Critchley voit bien que le problème est de réconcilier (II) et (III), mais il « zappe » complètement le sens de chacune des propositions. (II) est l'énoncé de ce qu'on appelle en psychologie morale contemporaine l'internalisme quant au jugement moral : on ne peut reconnaître la vérité d'un jugement moral sans agir en conséquence. Mais la description que Critchley donne de l'exigence éthique est parfaitement externaliste (les raisons d'agir sont extérieures à l'agent et on n'a pas besoin d'être motivé pour ce qu'elles prescrivent pour les avoir). Comment alors peutil prétendre résoudre le problème de la motivation ? Si Critchley accepte avec Hume que seuls des désirs peuvent nous motiver, alors il doit rejeter (I). Mais je n'arrive pas à voir comment on peut donner son assentiment à une exigence éthique sans, d'une manière ou d'une autre, croire en cette exigence, comprendre ce qu'elle exige et la traiter comme l'expression de propriétés morales réelles.
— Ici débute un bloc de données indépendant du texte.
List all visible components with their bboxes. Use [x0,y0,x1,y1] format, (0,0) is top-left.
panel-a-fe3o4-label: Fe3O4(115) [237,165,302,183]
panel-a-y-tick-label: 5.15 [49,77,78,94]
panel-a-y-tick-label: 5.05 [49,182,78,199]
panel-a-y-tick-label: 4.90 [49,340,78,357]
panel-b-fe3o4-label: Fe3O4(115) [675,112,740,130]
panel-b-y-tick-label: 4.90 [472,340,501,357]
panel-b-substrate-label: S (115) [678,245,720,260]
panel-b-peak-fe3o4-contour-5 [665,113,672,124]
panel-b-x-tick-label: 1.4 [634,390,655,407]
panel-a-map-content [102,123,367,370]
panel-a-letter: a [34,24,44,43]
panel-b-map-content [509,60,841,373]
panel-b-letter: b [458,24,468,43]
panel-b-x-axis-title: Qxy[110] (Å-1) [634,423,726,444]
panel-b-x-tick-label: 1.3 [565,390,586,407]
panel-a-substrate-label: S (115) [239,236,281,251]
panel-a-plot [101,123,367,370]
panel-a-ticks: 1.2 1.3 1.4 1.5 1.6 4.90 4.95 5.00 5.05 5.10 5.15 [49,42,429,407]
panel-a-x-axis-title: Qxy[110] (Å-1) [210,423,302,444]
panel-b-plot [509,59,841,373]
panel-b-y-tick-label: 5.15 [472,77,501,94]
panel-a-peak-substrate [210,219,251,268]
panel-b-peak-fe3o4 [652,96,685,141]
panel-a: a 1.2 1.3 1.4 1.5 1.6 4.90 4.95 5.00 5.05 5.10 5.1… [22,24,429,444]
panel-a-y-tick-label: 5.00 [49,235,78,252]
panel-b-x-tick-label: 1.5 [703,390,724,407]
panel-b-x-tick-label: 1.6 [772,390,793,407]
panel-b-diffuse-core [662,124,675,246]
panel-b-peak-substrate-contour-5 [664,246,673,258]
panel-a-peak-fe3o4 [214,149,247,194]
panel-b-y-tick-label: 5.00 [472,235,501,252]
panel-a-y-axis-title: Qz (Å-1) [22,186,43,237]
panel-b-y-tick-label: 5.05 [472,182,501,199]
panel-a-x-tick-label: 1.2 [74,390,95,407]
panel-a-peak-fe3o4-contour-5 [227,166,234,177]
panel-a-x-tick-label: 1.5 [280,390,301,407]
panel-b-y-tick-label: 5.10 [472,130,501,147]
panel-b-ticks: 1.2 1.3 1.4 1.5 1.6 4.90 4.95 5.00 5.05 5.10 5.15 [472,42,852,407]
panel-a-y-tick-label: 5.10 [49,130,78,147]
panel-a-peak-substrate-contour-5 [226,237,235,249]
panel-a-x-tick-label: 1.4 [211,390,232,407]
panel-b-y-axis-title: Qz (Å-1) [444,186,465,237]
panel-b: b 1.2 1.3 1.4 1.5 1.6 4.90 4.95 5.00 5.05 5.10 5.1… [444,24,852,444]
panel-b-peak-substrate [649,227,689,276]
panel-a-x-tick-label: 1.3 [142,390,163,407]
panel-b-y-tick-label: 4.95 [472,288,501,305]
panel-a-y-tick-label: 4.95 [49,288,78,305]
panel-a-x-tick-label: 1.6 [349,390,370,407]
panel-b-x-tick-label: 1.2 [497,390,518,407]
Le problème de la motivation devient celui de savoir comment on peut avoir la sensibilité morale appropriée face aux valeurs. Est-ce que les indignados et autres désobéissants civils manifestent des émotions collectives appropriées, ou bien sont-ils de simples pharisiens comme tant d'autres porteurs du « besoin éthique » contemporain ? Pour être sensible à des valeurs, il faut d'abord les concevoir. Mais l'Exigence dont ce livre se fait l'écho manque singulièrement de consistance : on ne sait pas trop de quoi elle est exigence. Inversement, si on ne garde que les propositions (II) et (III), on souscrit à une conception purement expressiviste de l'éthique, qui fait de la moralité l'expression des propriétés subjectives des agents.

Le problème moral est loin d'être nouveau : comme le note Critchley, c'était celui de Hutcheson, de Hume et des « sentimentalistes » anglais. Mais leur idée était qu'il fallait abandonner la proposition (I) qui exprime une forme de réalisme moral. Sinon l'exigence morale est une pure fiction, un comme si. Je ne suis pas sûr que ce soit ce que des auteurs comme Levinas ont voulu dire. Le fictionalisme « lacano-badiozizeckien » a remplacé les vertus artificielles de Hume. A-t-on vraiment gagné au change ? À l'humour, conçu à la manière de Freud comme un conflit entre le surmoi et le moi, on préférera l'ironie, qui indique en sous-main les valeurs morales sans les identifier à un Autre fantomatique.

Des livres comme celui de Critchley partent d'un constat qui fut celui de Benda jadis (citant Renouvier) dans La Trahison des clercs : « Le monde souffre d'un manque de foi en une vérité transcendante. » Mais Benda ne voulait pas dire par là que le monde manque de religion ou de substituts de la religion. Il voulait essentiellement dire qu'il manque de foi en l'existence d'une vérité objective et de valeurs morales réelles (pas besoin de Dieu pour que la première et les secondes existent). Ce n'est pas ce que croient les auteurs que Critchley prise, comme Badiou, pour qui la vérité est la « fidélité à un événement ».

Curieuse définition de la vérité. Dans ce glissement, on passe de l'idée simple de Benda selon laquelle le vrai ­ et non l'utile ou le pratique ­ devrait être le pain quotidien du politique à l'idée que la politique est une forme de foi. Et c'est précisément la conclusion qu'il aurait fallu ne pas tirer.